Many ask: How is it that the death of a Saint glorifies God? Yet, despite the fact that this is a stumbling block to the world, Scripture bids us to believe in the Mystery of the Cross: “Precious in the sight of the Lord Is the death of his saints.” (Psalm 116:15) Christ confirmed this truth in the Gospel of John. Following His resurrection he said to Peter: “Amen, amen, I say to you, when you were younger, you used to dress yourself and go where you wanted; but when you grow old, you will stretch out your hands, and someone else will dress you and lead you where you do not want to go." He said this signifying by what kind of death he would glorify God. (John 21:18-19)


Now, if you really think about it, it is an odd thing that the kind of death St. Peter had to endure would “glorify God.” To most normal spectators, an elderly man being crucified upside- thus dying a slow agonizing death –would be a horrifying experience. It would shock our modern sensibilities, to be sure. Furthermore, it might even cause a kind of post-traumatic stress syndrome. Yet, the early Church held the martyrdom of St. Peter the Apostle- as well as so many other martyrs –as a trophy to behold! Something to inspire and to be proud of!

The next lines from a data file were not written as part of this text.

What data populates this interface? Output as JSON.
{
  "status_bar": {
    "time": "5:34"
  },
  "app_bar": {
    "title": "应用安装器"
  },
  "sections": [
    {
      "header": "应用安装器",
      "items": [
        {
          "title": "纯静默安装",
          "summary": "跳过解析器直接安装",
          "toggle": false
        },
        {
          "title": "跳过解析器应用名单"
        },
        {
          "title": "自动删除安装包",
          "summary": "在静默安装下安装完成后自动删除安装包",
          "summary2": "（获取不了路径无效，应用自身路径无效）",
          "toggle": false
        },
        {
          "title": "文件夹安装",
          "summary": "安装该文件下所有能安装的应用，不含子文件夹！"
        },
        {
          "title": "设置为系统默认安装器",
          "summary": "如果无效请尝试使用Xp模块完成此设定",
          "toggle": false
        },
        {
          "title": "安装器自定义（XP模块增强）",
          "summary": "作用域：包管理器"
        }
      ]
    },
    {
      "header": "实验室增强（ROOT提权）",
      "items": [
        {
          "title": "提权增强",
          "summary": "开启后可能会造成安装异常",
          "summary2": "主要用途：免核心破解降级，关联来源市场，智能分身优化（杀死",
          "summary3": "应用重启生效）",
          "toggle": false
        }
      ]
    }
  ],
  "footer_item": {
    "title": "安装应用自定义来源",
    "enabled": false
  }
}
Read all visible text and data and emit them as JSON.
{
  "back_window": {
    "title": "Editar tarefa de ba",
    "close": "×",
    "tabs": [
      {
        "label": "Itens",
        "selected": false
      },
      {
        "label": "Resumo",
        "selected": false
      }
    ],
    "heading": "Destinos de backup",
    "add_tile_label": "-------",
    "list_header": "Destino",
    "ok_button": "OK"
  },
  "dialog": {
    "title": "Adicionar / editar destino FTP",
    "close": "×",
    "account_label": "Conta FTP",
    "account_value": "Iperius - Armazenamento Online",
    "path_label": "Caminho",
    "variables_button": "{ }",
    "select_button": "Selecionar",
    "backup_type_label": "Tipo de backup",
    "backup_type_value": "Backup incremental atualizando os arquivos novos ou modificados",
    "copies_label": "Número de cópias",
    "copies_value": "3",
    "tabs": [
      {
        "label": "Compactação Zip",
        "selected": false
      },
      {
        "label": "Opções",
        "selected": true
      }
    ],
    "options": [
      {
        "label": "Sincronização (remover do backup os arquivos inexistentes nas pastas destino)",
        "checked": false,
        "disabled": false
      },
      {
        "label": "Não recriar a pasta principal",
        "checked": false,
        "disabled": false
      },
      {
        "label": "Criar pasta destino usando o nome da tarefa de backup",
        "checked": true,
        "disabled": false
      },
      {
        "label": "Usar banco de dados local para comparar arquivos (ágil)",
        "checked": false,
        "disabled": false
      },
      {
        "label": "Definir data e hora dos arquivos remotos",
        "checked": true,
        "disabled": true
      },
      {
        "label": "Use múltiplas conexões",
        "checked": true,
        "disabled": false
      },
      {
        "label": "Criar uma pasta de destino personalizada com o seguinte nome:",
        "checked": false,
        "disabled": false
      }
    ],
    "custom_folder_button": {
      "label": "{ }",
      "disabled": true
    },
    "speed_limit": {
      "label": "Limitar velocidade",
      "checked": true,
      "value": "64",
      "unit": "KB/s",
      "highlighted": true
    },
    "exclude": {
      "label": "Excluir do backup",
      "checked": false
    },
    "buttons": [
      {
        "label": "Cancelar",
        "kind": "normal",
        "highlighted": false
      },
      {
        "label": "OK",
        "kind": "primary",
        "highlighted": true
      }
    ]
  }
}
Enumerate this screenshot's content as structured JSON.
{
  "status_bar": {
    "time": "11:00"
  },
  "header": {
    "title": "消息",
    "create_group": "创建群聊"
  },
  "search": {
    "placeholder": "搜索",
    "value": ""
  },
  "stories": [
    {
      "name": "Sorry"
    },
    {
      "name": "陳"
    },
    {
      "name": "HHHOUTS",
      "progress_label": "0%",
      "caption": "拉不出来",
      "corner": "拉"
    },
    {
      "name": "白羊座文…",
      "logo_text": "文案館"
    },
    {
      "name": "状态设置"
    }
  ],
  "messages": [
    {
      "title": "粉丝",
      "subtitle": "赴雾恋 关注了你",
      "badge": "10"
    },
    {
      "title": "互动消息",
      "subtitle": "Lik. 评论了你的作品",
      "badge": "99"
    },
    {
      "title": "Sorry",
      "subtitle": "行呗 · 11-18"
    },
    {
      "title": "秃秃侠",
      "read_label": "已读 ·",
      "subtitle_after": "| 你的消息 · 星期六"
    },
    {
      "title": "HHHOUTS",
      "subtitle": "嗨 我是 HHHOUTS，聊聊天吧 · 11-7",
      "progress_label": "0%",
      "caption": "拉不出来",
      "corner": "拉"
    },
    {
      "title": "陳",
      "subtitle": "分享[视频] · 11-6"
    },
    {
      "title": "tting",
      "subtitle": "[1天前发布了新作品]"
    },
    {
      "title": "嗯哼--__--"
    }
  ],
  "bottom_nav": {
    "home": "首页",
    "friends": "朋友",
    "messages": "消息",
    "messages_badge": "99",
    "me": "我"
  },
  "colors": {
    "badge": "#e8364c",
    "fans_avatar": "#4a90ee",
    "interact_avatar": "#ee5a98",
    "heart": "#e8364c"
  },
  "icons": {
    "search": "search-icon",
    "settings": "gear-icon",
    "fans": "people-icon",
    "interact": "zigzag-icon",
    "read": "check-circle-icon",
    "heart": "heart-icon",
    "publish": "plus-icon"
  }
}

So how could a human tragedy like this glorify God? When I started to read the biography of St. Edith Stein, the answer became a little bit clearer to me. I marveled at her God-given (and it was truly “God-given’) ability to rise above the tragic circumstances she was surrounded by. Embracing the Cross in her religious life, meditating on the Passion of Christ in her spiritual exercises and daily encountering her Savior at the altar aroused a the kind of love that prepared and enabled her to lay down her life for “her people” and for her sister Rosa when she was called upon to do so.

This extraordinary grace is given by God to his friends just when they need it. Fr. Walter Ciszek, for instance, during his imprisonment at a Siberian labor camp in the Soviet Union, was abruptly summoned before a firing squad. Just before the shots had been fired, a guard intervened and put a stop to it. The labor camp officials had mistakenly thought that Fr. Walter Ciszek was guilty of some misdeed. In any case, as the guns were pointed at Fr. Walter, he recounted how scared he was. His mind was disoriented and his knees were banging against one another. But he then added, God did grant me the grace of a peaceful resolve because it was not needed at the time.

But for St. Edith Stein, the extraordinary grace was needed. And it manifested itself through her to such an extent that it literally inspired others amid such human misery. We can even go so far as to say that, as one eye witness reported, her witness took souls to “another world.” This, in part, is how God is glorified through the death of His Saints!